By Corinne H. Smith
As long as I can remember, my father has used white square
cotton handkerchiefs. He always has one tucked
into the right rear pocket of his pants.
He takes it out regularly throughout the day to blow his nose – or
rather, to give a good honk into it. I
think he hits a low D or E, every time.
When I was growing up, and I “helped” my mother do the
laundry, I first handled my father’s handkerchiefs myself. Each one is a simple 16-inch square that we
ironed and folded into a tidy four-inch pile.
That’s how it would go into his pocket each morning.
The trouble is that once he uses one, it’s not the same. He unfolds it, blows, and then balls up the
material and jams it back into his pocket.
Since this happens multiple times during the day, it’s inevitable that
the whole handkerchief doesn’t make it back into the tight slot. Part of it is usually hanging out of his
pocket. Like the ear of a bunny. Or a goat.
Of course, we enabled this practice when we always put a
fresh pack of white handkerchiefs under the Christmas tree for him each
December. And now that I think of it, why
on earth did we waste time and steam and effort to iron these things, back in
the day? I guess it was just because it
was the ‘60s and ‘70s, and that’s what was expected of us womenfolk. To present a perfectly flat and straight
handkerchief to be placed in a man’s pocket, ready for the first blow. Yikes.

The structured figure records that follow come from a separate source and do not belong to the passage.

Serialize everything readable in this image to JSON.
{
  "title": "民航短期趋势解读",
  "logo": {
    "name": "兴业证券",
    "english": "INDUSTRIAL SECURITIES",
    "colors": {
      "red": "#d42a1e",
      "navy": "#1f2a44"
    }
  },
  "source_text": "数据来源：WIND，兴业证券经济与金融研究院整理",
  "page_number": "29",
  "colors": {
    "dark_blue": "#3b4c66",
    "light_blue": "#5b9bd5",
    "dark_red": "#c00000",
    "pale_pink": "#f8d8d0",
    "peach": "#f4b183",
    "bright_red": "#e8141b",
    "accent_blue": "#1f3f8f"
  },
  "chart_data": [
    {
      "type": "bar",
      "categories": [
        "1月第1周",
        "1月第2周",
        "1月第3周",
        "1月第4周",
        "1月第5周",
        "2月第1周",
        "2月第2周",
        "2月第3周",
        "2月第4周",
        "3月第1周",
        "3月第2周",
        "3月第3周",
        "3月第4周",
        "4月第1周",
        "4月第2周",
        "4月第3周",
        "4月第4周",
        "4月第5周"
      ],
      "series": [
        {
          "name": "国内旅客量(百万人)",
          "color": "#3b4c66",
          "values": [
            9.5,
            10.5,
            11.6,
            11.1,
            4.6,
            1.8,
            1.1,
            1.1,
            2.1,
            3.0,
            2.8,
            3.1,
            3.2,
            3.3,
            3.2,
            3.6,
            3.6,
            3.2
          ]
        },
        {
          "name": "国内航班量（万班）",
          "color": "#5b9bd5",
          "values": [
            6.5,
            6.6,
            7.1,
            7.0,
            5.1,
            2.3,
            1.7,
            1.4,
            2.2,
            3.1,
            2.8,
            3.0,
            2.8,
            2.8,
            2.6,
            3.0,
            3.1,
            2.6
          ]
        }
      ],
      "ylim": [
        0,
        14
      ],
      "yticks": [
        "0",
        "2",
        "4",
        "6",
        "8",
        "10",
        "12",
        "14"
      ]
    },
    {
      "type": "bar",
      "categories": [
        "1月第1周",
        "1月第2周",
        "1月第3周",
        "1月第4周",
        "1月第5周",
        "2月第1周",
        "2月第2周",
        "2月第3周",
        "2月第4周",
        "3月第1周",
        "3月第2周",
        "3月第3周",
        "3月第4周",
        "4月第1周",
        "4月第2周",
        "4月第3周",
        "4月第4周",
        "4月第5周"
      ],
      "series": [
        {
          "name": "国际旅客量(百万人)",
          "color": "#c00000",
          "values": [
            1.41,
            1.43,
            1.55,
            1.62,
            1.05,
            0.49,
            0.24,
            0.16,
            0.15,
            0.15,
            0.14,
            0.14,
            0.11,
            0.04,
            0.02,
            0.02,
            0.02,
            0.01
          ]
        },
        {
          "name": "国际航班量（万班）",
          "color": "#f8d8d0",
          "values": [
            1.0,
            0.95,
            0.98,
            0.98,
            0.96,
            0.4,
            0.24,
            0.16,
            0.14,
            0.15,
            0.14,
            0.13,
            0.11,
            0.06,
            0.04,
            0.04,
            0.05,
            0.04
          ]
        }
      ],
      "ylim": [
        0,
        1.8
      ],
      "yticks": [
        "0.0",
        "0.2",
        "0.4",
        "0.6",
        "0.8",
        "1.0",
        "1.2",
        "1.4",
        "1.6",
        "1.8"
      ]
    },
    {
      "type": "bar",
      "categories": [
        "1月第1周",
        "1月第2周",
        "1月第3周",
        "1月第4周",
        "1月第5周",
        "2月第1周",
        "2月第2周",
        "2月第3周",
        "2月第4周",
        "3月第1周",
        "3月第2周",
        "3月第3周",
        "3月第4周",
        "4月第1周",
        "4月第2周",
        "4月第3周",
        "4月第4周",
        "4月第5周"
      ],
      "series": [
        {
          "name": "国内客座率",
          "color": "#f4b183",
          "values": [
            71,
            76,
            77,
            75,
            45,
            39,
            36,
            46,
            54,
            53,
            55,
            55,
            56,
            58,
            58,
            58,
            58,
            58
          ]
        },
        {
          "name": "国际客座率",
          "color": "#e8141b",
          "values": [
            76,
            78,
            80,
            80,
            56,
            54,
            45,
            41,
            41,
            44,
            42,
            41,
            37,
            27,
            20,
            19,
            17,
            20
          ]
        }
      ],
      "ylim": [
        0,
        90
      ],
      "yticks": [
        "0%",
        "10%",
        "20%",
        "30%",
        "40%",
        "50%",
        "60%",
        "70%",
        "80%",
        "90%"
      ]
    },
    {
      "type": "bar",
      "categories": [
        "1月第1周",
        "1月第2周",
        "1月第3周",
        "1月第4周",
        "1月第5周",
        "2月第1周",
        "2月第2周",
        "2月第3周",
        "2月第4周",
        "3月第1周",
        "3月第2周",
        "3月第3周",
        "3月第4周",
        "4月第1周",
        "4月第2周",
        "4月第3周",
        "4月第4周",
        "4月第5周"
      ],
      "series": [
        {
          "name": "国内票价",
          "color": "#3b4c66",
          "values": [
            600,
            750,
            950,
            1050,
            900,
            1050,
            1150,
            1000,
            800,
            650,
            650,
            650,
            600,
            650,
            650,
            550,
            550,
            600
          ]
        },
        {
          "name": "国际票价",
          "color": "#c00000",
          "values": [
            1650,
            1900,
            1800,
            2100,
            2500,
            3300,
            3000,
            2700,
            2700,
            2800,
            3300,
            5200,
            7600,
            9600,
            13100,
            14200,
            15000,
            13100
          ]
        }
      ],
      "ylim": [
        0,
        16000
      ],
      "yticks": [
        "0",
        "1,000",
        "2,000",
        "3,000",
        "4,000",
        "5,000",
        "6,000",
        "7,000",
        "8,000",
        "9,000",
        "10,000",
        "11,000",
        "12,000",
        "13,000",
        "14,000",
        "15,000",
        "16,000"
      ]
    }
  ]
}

Mom used to get angry and somewhat embarrassed whenever
Daddy would get up to play a piccolo solo at a band concert. There he would be, standing at the edge of
the stage and facing the audience, with part of his white handkerchief waving
from the back pocket of his black dress pants.
My mother would shake her head and groan. I guess she thought my father’s slightly
disheveled appearance would cast a bad light on her as well. I’m not sure it did. I don’t know how many other people even
looked back there when he walked forward.
When he turned around and returned to the flute section, well yes, it
may have been obvious then. Like a flag
at half mast.
Now that my father and I are living together again, I’ve
gotten used to seeing the white cotton squares in the laundry basket. I wash them and fold them, but I sure don’t
iron them. What would be the point? They’re going to get messy as soon as he uses
them anyway. And I’ve also learned that
he uses more than one during the course of the day, even though he goes through
boxes of Kleenex rather quickly, too. He
has a whole stack of handkerchiefs in one dresser drawer. At last count, there were about two dozen in
there. The tally sometimes diminishes
after the laundry cycle, though. If one
doesn’t come entirely clean from a standard washing, then it goes into the
trash instead of into his room. Maybe
someday soon we’ll actually have to buy more.
I finally asked him why he uses these white cotton squares. “I have always carried a handkerchief in my back
pocket,” he said. He doesn’t remember a
time when he didn’t have one. He doesn’t
remember the day that he first got one. “Doesn’t
a man always have a handkerchief in his back pocket?” he replied, then answered his own question. “I thought they did.” Yes, Daddy. Evidently, they still do.